Yavuz is also connected to the wider Turkish lobby system in the US, which continues to spread big bucks around–especially if the big bucks are meant to fuel Armenian Genocide denial. At this Turkish Cultural Foundation (TCF) page, under the grantee listings for 2007, there are two grants to the Turkish Coalition of America (TCA) listed, one for $150,000 and another for $750,000. These were passed to Hakan Yavuz’s Armenian Genocide denial program at the U of U. That’s a grand total of $900,000, almost $1 million. Here’s a CV for Yavuz. Under “Grants” about midway down, we see that the TCA handed over the $900,000 in 2009. Here’s a mailing list page from the U of U political science faculty notifying everyone that the grant was approved for Yavuz:

Second, Hakan Yavuz has just been notified that his proposal titled “Memory, Migration and Trauma” was awarded $900,000 from the Turkish Cultural Foundation to advance Turkish Studies at the University of Utah. This award is through the Middle East Center and College of Humanities and will provide funds to support scholarship, conferences, graduate students, and community outreach related to the topic of the shaping of Turkish identity in the Republic of Turkey.

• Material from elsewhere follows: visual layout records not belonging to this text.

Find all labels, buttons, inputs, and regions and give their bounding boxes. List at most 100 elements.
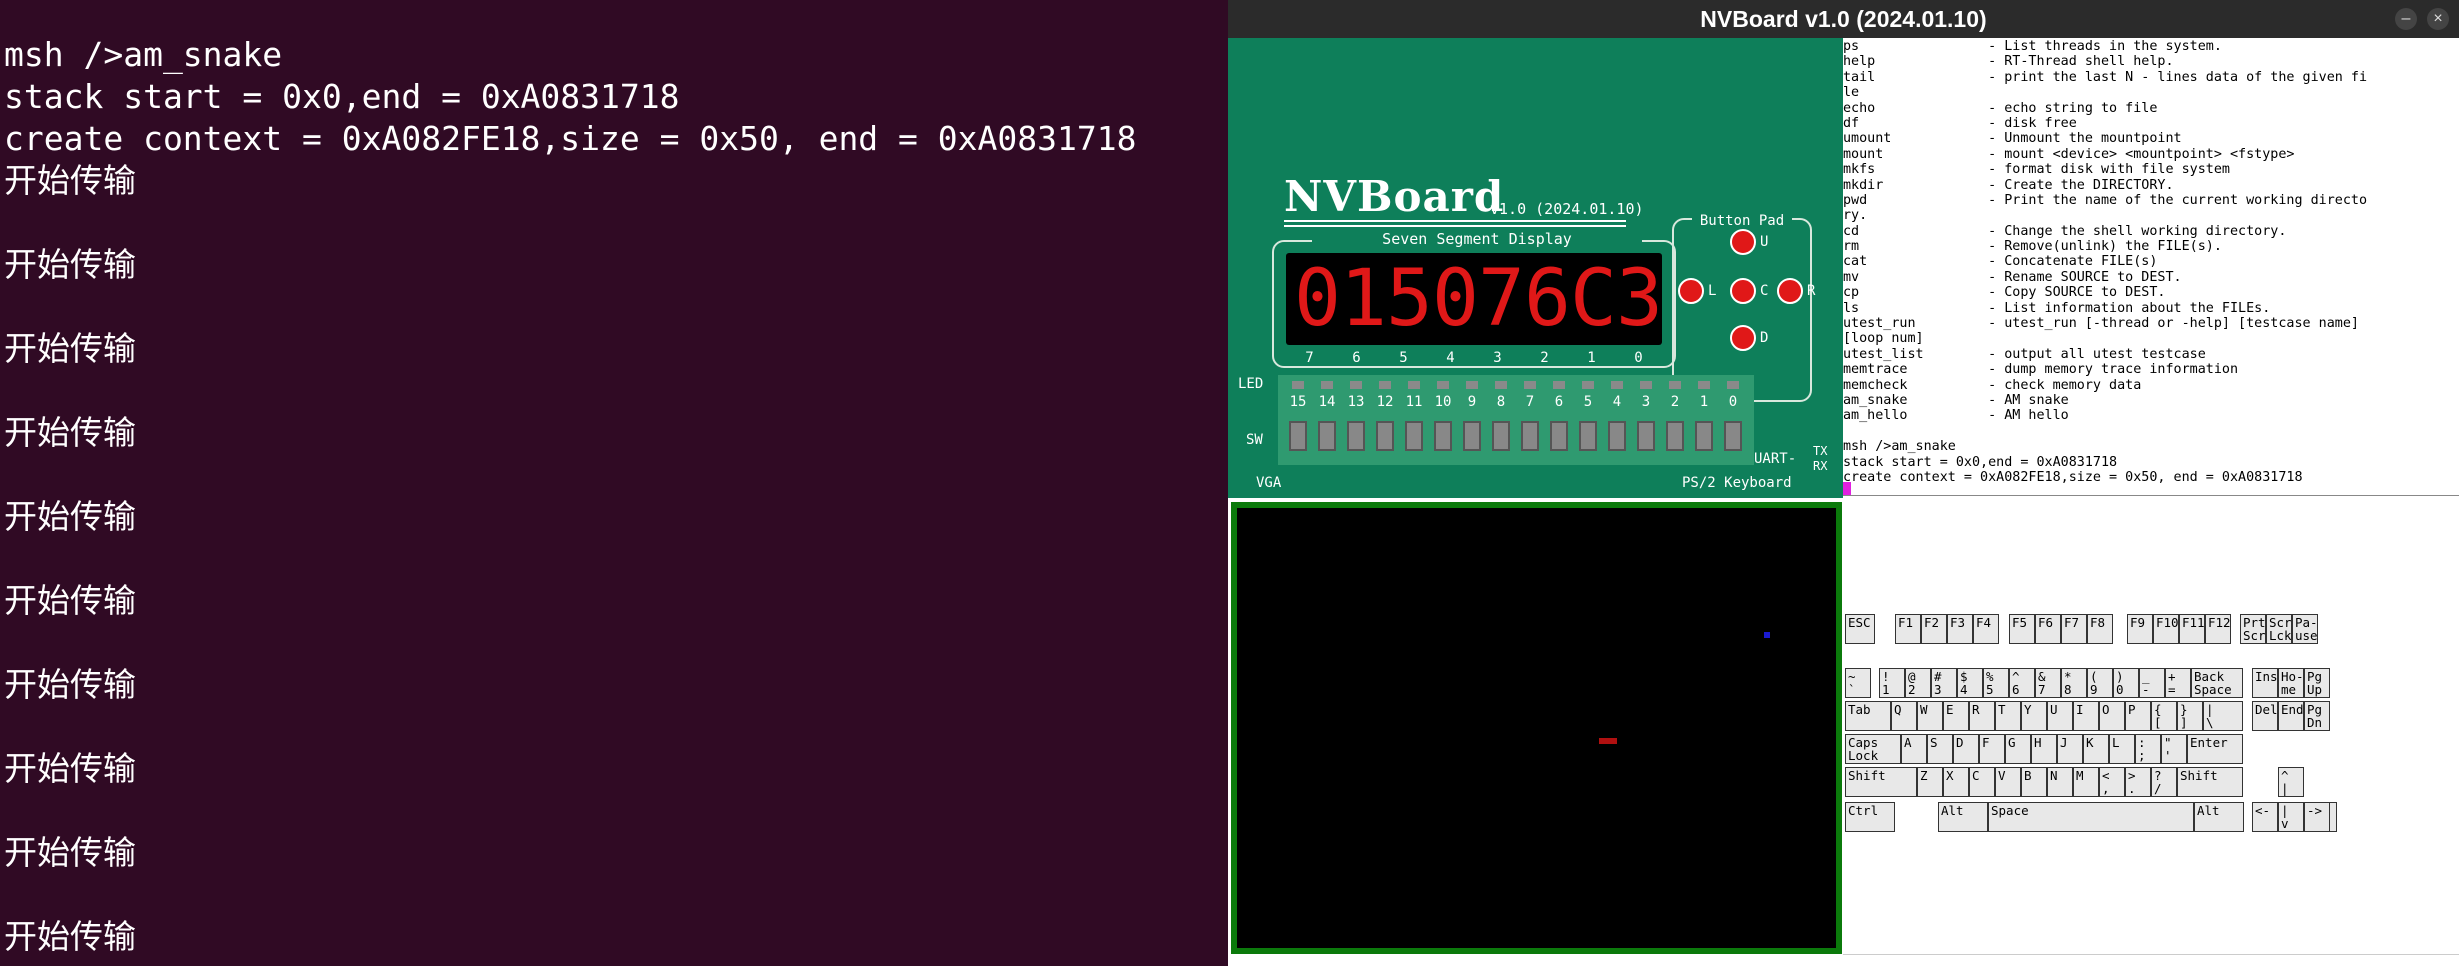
button-left[interactable] [1678,278,1704,304]
key-f10[interactable]: F10 [2153,614,2179,644]
key-k5[interactable]: % 5 [1983,668,2009,698]
key-f3[interactable]: F3 [1947,614,1973,644]
key-enter[interactable]: Enter [2187,734,2243,764]
key-f5[interactable]: F5 [2009,614,2035,644]
key-lctrl[interactable]: Ctrl [1845,802,1895,832]
key-tab[interactable]: Tab [1845,701,1891,731]
key-i[interactable]: I [2073,701,2099,731]
key-j[interactable]: J [2057,734,2083,764]
key-right[interactable]: -> [2304,802,2330,832]
key-l[interactable]: L [2109,734,2135,764]
key-t[interactable]: T [1995,701,2021,731]
key-slash[interactable]: ? / [2151,767,2177,797]
uart-terminal[interactable]: ps - List threads in the system. help - R… [1843,38,2459,493]
switch-11[interactable] [1405,421,1423,451]
key-k0[interactable]: ) 0 [2113,668,2139,698]
key-f4[interactable]: F4 [1973,614,1999,644]
key-a[interactable]: A [1901,734,1927,764]
key-k4[interactable]: $ 4 [1957,668,1983,698]
button-center[interactable] [1730,278,1756,304]
key-k6[interactable]: ^ 6 [2009,668,2035,698]
key-backslash[interactable]: | \ [2203,701,2243,731]
switch-9[interactable] [1463,421,1481,451]
key-r[interactable]: R [1969,701,1995,731]
key-x[interactable]: X [1943,767,1969,797]
key-comma[interactable]: < , [2099,767,2125,797]
key-f11[interactable]: F11 [2179,614,2205,644]
switch-3[interactable] [1637,421,1655,451]
key-g[interactable]: G [2005,734,2031,764]
key-k7[interactable]: & 7 [2035,668,2061,698]
switch-2[interactable] [1666,421,1684,451]
key-w[interactable]: W [1917,701,1943,731]
key-o[interactable]: O [2099,701,2125,731]
key-y[interactable]: Y [2021,701,2047,731]
switch-7[interactable] [1521,421,1539,451]
key-f7[interactable]: F7 [2061,614,2087,644]
terminal-output[interactable]: msh />am_snake stack start = 0x0,end = 0x… [0,0,1228,966]
switch-14[interactable] [1318,421,1336,451]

The Turkish Studies Project at the U of U doesn’t want you to know that its funding originally came from the TCF, though; it issued a retraction of the fact here. Isn’t that strange, especially when it was listed so prominently on Hakan Yavuz’s own CV and announced through email to the political science faculty at the U of U?

It might be worth remembering that Utah and the Fethullahçı were linked to “electronic leakage” in a campaign to “harm the prestige” of the TSK. Now with the information about the $900,000 grant from the TCF to the TCA to the U of U, we can see that these Turkish groups have a network of their own in the US and the usual principle of Islamist v Secularist don’t totally apply.

There’s another tidbit to this story: Who was it that was among those luminaries who wrote reference letters for Fethullah Gülen when he was asking for a green card? John Esposito.

There we have Daria Mogahed and John Esposito neatly wrapped in the Fethullahçı web and, by now, most of you are probably wondering if I’m ever going to make a point. I am.

Daria Mogahed is making some tours of World Affairs Councils in the US to speak about Who Speaks for Islam? and not only in San Francisco, but in Montana and Florida.

So who’s going to speak for Islam in the US? Fethullah Gülen.